Witmer: I'm talking more about trademarks, like the number of personal computers in China that supposedly are operated with pirated Windows systems.

Faber: That's the deflationary boom. It's not unlike the effect, at the end of the 19th century, of the American continent's entry into agricultural markets. Between 1864 and 1900, prices fell 50% and bankrupted European agriculture. In fact, what has happened to China in the past 10 years was only possible in the absence of property rights. Anyway, I wouldn't buy American multinationals. I would buy local companies that are developing brands in emerging markets.

second excerpt:

Q: How much upside is there?
Black: If earnings progress, and the economy is as buoyant as Mario suggests, the stock will double.

Q: Art, any thoughts here?
Samberg: It's got a diversified bunch of customers. It's in the right areas. It's got decent technology. It's the kind of stuff you buy at this point in the cycle, but it's really impossible to predict.

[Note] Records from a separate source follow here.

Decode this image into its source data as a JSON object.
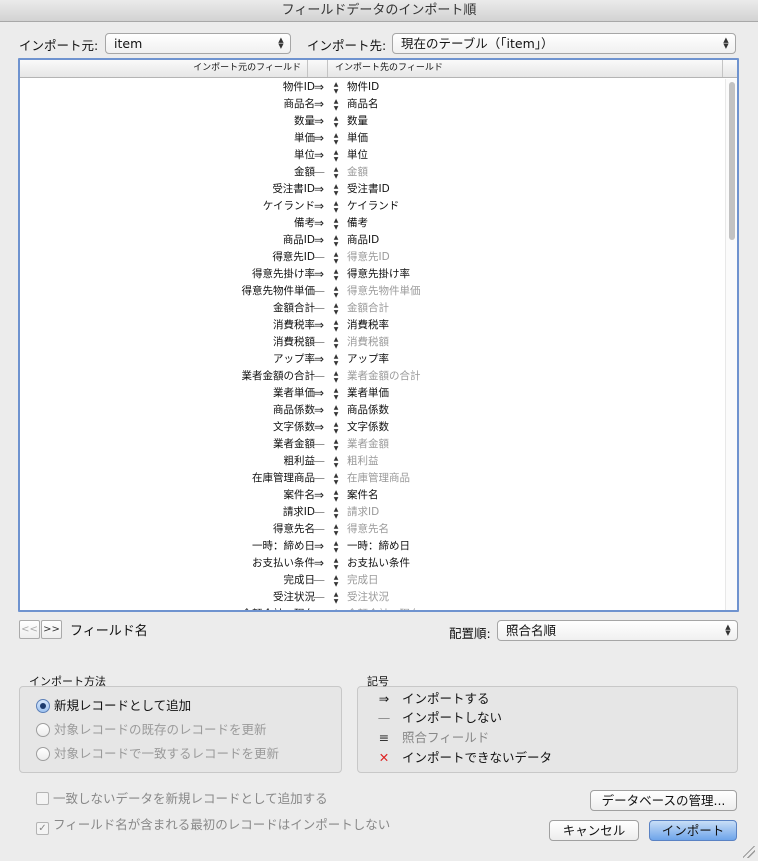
{
  "window": {
    "title": "フィールドデータのインポート順"
  },
  "source": {
    "label": "インポート元:",
    "value": "item"
  },
  "target": {
    "label": "インポート先:",
    "value": "現在のテーブル（「item」）"
  },
  "table": {
    "header_source": "インポート元のフィールド",
    "header_target": "インポート先のフィールド",
    "rows": [
      {
        "src": "物件ID",
        "import": true,
        "dst": "物件ID"
      },
      {
        "src": "商品名",
        "import": true,
        "dst": "商品名"
      },
      {
        "src": "数量",
        "import": true,
        "dst": "数量"
      },
      {
        "src": "単価",
        "import": true,
        "dst": "単価"
      },
      {
        "src": "単位",
        "import": true,
        "dst": "単位"
      },
      {
        "src": "金額",
        "import": false,
        "dst": "金額"
      },
      {
        "src": "受注書ID",
        "import": true,
        "dst": "受注書ID"
      },
      {
        "src": "ケイランド",
        "import": true,
        "dst": "ケイランド"
      },
      {
        "src": "備考",
        "import": true,
        "dst": "備考"
      },
      {
        "src": "商品ID",
        "import": true,
        "dst": "商品ID"
      },
      {
        "src": "得意先ID",
        "import": false,
        "dst": "得意先ID"
      },
      {
        "src": "得意先掛け率",
        "import": true,
        "dst": "得意先掛け率"
      },
      {
        "src": "得意先物件単価",
        "import": false,
        "dst": "得意先物件単価"
      },
      {
        "src": "金額合計",
        "import": false,
        "dst": "金額合計"
      },
      {
        "src": "消費税率",
        "import": true,
        "dst": "消費税率"
      },
      {
        "src": "消費税額",
        "import": false,
        "dst": "消費税額"
      },
      {
        "src": "アップ率",
        "import": true,
        "dst": "アップ率"
      },
      {
        "src": "業者金額の合計",
        "import": false,
        "dst": "業者金額の合計"
      },
      {
        "src": "業者単価",
        "import": true,
        "dst": "業者単価"
      },
      {
        "src": "商品係数",
        "import": true,
        "dst": "商品係数"
      },
      {
        "src": "文字係数",
        "import": true,
        "dst": "文字係数"
      },
      {
        "src": "業者金額",
        "import": false,
        "dst": "業者金額"
      },
      {
        "src": "粗利益",
        "import": false,
        "dst": "粗利益"
      },
      {
        "src": "在庫管理商品",
        "import": false,
        "dst": "在庫管理商品"
      },
      {
        "src": "案件名",
        "import": true,
        "dst": "案件名"
      },
      {
        "src": "請求ID",
        "import": false,
        "dst": "請求ID"
      },
      {
        "src": "得意先名",
        "import": false,
        "dst": "得意先名"
      },
      {
        "src": "一時：締め日",
        "import": true,
        "dst": "一時：締め日"
      },
      {
        "src": "お支払い条件",
        "import": true,
        "dst": "お支払い条件"
      },
      {
        "src": "完成日",
        "import": false,
        "dst": "完成日"
      },
      {
        "src": "受注状況",
        "import": false,
        "dst": "受注状況"
      },
      {
        "src": "金額合計＿現在",
        "import": false,
        "dst": "金額合計＿現在"
      }
    ]
  },
  "nav": {
    "prev": "<<",
    "next": ">>",
    "field_name": "フィールド名"
  },
  "arrange": {
    "label": "配置順:",
    "value": "照合名順"
  },
  "import_method": {
    "title": "インポート方法",
    "options": [
      "新規レコードとして追加",
      "対象レコードの既存のレコードを更新",
      "対象レコードで一致するレコードを更新"
    ],
    "selected": 0
  },
  "legend": {
    "title": "記号",
    "items": [
      {
        "icon": "import-arrow-icon",
        "text": "インポートする"
      },
      {
        "icon": "no-import-dash-icon",
        "text": "インポートしない"
      },
      {
        "icon": "match-field-icon",
        "text": "照合フィールド"
      },
      {
        "icon": "cannot-import-icon",
        "text": "インポートできないデータ"
      }
    ]
  },
  "options": {
    "add_unmatched": "一致しないデータを新規レコードとして追加する",
    "skip_first_record": "フィールド名が含まれる最初のレコードはインポートしない"
  },
  "buttons": {
    "manage_db": "データベースの管理...",
    "cancel": "キャンセル",
    "import": "インポート"
  },
  "symbols": {
    "arrow": "⇒",
    "dash": "—",
    "updown": "▲▼"
  },
  "colors": {
    "selection": "#6f93cf",
    "dim_text": "#9a9a9a",
    "default_button": "#6ea4ea"
  }
}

Faber: I agree with you entirely that the stock can easily double...before it goes to zero. Let me give you some figures about the production of electronics in China. The output of microprocessors in November was up 95% vis-à-vis a year ago. Mobile phones were up 9 66%. By the time the tech sector really comes back worldwide, the competition from China on the manufacturing end will kick in, and that's why pricing will remain weak. As a trade, I would buy all these garbage tech stocks because they can all double -- before they go to zero.

Black: Corrigan told me he would never build another fab. When demand comes back, they're going to Taiwan. Anyway, if you have a recovery in the U.S. economy, this is a legitimate company with a leadership position and a strong balance sheet for which we are not overpaying, based on earnings one year out.